Java Urban Performance Legends
An anonymous reader writes "Programmers agonize over whether to allocate on the stack or on the heap.
Some people think garbage collection will never be as efficient as direct memory management, and others feel it is easier to clean up a mess in one big batch than to pick up individual pieces of dust throughout the day. This article pokes some holes in the oft-repeated performance myth of slow allocation in JVMs."
This article is actually debunking some people's reasons why Java has poor performance. It does little to debunk my actual real world experience that it *is* slow. I'm glad to see that performance has increased alot, but I remember some all (well 90% or something) Java applications, like the original JBuilder, that made me want to claw my eyeballs out when using them. Those apps and other early apps are where Java's performance issues really took hold in many people's psyche.
Additionally, even if it takes more instructions per call, glibc malloc() will return freshly used "hot" memory to you, while the JVM will return the coldest memory to you--the author of the article admits that this is a problem, but it is worse than they say.
First, you definately have an L1 cache miss. On a P4, that is a 28 cycle penalty. You also likely have an L2 cache miss. Fast DDR2 memory has an access latency of about 76 ns--call it 220 processor clock cycles. If you miss the D-TLB, then add another 57 cycles. Total cost of your "fast" allocator--305 cycles of memory access latency. 305 is somewhat higher than 100.

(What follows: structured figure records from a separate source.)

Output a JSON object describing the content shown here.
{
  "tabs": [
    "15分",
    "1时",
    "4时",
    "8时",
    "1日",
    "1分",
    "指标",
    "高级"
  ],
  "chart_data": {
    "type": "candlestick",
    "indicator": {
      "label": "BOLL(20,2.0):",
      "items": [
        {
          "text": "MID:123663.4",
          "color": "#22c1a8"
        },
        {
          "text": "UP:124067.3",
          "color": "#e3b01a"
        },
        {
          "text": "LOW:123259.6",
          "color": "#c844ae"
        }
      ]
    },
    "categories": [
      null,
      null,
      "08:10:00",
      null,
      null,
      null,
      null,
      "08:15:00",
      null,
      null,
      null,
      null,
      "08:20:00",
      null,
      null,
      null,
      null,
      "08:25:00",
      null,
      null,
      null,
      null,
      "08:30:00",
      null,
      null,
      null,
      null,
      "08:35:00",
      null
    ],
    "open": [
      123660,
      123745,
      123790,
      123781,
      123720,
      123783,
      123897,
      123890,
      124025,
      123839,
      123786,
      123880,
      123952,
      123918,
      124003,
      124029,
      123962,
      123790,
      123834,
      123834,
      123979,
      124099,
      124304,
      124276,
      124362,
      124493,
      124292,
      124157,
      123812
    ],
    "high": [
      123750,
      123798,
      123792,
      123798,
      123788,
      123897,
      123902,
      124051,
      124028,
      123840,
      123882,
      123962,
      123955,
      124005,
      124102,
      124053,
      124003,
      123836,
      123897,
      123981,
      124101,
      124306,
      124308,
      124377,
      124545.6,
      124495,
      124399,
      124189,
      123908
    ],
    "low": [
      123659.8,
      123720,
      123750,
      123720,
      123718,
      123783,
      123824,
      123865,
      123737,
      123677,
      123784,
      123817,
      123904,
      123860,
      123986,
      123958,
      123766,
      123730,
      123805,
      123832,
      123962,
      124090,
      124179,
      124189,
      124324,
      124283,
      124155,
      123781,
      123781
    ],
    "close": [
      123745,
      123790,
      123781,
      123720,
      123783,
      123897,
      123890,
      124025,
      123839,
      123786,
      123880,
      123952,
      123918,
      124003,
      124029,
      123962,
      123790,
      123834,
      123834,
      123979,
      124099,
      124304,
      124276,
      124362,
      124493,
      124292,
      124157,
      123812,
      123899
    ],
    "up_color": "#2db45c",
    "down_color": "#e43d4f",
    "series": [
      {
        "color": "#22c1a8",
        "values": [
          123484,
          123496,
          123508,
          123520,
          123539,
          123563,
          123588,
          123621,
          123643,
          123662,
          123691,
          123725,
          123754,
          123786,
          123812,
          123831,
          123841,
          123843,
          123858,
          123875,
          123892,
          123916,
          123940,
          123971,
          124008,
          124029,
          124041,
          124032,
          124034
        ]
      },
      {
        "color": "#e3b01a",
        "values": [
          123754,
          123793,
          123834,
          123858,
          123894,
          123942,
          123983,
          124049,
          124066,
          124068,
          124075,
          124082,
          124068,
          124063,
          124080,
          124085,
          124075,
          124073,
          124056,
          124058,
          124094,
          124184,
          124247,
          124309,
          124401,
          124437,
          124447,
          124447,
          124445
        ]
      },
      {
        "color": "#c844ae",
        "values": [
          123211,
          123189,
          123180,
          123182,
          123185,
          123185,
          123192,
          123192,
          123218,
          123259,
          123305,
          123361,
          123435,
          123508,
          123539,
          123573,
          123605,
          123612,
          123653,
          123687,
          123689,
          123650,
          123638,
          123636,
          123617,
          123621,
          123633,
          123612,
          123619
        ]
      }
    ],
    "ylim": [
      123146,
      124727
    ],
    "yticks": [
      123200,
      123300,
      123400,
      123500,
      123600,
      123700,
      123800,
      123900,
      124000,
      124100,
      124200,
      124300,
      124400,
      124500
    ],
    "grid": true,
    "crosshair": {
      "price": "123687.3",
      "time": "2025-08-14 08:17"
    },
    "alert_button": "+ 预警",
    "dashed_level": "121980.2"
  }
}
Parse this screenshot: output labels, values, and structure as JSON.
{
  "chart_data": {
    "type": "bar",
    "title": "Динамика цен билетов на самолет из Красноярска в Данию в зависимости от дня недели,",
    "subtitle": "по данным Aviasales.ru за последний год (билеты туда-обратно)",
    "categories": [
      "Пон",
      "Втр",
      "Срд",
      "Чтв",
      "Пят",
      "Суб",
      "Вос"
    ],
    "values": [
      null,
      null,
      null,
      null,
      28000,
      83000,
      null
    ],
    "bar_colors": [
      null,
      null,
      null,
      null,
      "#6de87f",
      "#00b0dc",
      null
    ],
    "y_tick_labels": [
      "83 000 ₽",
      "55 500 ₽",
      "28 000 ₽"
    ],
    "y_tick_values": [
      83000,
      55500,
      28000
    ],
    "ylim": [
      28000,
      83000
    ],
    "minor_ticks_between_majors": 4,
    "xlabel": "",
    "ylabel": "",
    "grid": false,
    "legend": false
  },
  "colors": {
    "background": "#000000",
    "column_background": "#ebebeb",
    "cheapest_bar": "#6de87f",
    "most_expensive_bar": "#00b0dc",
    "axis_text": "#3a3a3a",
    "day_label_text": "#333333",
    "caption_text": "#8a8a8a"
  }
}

Even worse, if you are on a system with a lesser amount of memory, you may miss main memory entirely, causing a page fault. That'll cost you several milliseconds waiting for the disk. That really really hurts, since 8 milliseconds latency from disk is twenty-four million cycles at 3 GHz. 24 million, 24,000,000, 2.4 * 10^6, no matter how you write it, that's a lot of cycles to allocate memory.
All of a sudden, 100 instructions to hit hot memory seems cheap.